This post continues my look at the relationship between taxes and growth (what I modestly called the “Kimel curve”), which I will continue expanding on over a series of posts. Today I want to look at marginal rates, effective tax burdens, and how each or both affect growth rates. As an added bonus for non-economists and folks who don’t deal with statistics on a daily basis, I will also expand a bit on regression analysis and the process of building a rigorous “econometric model.” (Some basic material appeared at the Presimetrics and Angry Bear blogs).
To begin… its no secret that marginal tax rates don’t always have all that much to do with the amount that taxpayers actually pay. This is especially true for folks with extremely high incomes, particularly if a big chunk of their income doesn’t come with a W-2 attached. (Don’t take my word for it – I’ll give you a number later in the post.)
So, while the Kimel curve equation I provided last week dealt with the effect of the top individual federal marginal tax rate on economic growth, this week I want to throw the federal “tax burden” into the mix. The tax burden is simply the percentage of income that actually gets paid in taxes, which we can calculate as the personal current federal taxes divided by personal income. The former comes from line 2 of NIPA Table 3.2. The latter came from line 1 of NIPA Table 2.1.
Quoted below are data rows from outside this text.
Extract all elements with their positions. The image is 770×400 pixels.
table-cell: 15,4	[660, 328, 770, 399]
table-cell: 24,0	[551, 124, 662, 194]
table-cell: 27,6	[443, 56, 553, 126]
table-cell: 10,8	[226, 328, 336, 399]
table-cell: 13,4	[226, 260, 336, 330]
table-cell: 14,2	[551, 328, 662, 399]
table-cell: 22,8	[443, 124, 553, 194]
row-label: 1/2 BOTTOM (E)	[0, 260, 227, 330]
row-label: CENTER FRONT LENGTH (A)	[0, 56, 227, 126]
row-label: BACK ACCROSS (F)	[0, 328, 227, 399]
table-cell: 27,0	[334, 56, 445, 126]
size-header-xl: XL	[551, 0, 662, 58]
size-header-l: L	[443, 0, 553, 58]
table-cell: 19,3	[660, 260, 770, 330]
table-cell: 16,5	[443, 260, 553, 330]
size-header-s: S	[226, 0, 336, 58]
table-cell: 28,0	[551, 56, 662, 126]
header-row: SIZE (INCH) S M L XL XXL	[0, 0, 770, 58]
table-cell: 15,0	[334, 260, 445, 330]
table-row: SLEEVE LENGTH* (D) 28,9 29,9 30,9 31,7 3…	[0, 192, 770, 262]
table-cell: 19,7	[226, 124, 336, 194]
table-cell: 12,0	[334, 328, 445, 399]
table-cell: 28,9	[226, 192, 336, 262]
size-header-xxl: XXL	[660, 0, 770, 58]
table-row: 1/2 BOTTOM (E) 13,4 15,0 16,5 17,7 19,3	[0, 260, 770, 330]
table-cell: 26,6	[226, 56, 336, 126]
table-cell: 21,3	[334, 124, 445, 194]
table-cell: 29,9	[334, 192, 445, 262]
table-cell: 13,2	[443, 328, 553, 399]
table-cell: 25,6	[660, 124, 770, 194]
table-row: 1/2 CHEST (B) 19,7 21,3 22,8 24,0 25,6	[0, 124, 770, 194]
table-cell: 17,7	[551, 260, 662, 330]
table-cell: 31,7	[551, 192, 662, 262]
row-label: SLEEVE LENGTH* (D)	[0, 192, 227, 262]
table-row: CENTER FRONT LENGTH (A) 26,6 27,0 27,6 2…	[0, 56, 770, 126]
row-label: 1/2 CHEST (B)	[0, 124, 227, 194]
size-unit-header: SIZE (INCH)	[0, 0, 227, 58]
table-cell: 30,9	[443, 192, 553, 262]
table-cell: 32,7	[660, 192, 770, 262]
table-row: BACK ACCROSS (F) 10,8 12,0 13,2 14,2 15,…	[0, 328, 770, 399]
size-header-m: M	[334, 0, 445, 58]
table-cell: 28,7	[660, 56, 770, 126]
(If you’re new to my posts, the NIPA tables, or National Income and Product Accounts tables, are computed by the the Bureau of Economic Analysis of the Commerce Department, the agency responsible for computing GDP. They also keep track of a lot of other interesting data about the US economy.)
Real GDP comes from any number of tables on the BEA website – let’s just pull ‘em from here this time around. And of course, we need top individual marginal tax rates IRS’ Statistics of Income Historical Table 23.
Before we go on, let’s just note that the correlation between the tax burden and the top marginal rate from 1929 to 2008 is 4.5%, which is to say, pretty close to zero.
Now, I’m setting up a simple model of growth as follows:
Growth in Real GDP, t to t+1 = B0 + B1*Top Marginal Tax Rate, t
+ B2*Top Marginal Tax Rate Squared, t
+ B3*Tax Burden, t
+ B4*Tax Burden Squared, t
As I mentioned in the previous post, I’m throwing in the X and X squared terms to account for the fact that the effect of variable X on growth rates can change as X rises or falls. For example, maybe when tax rates are low, increasing taxes has only a small effect on growth, but as tax rates rise, further increases in those tax rates can have a very big effect on growth. I’m also fitting the model using a regression. If none of this makes sense, or you don’t remember how to interpret a regression, please take a look here again.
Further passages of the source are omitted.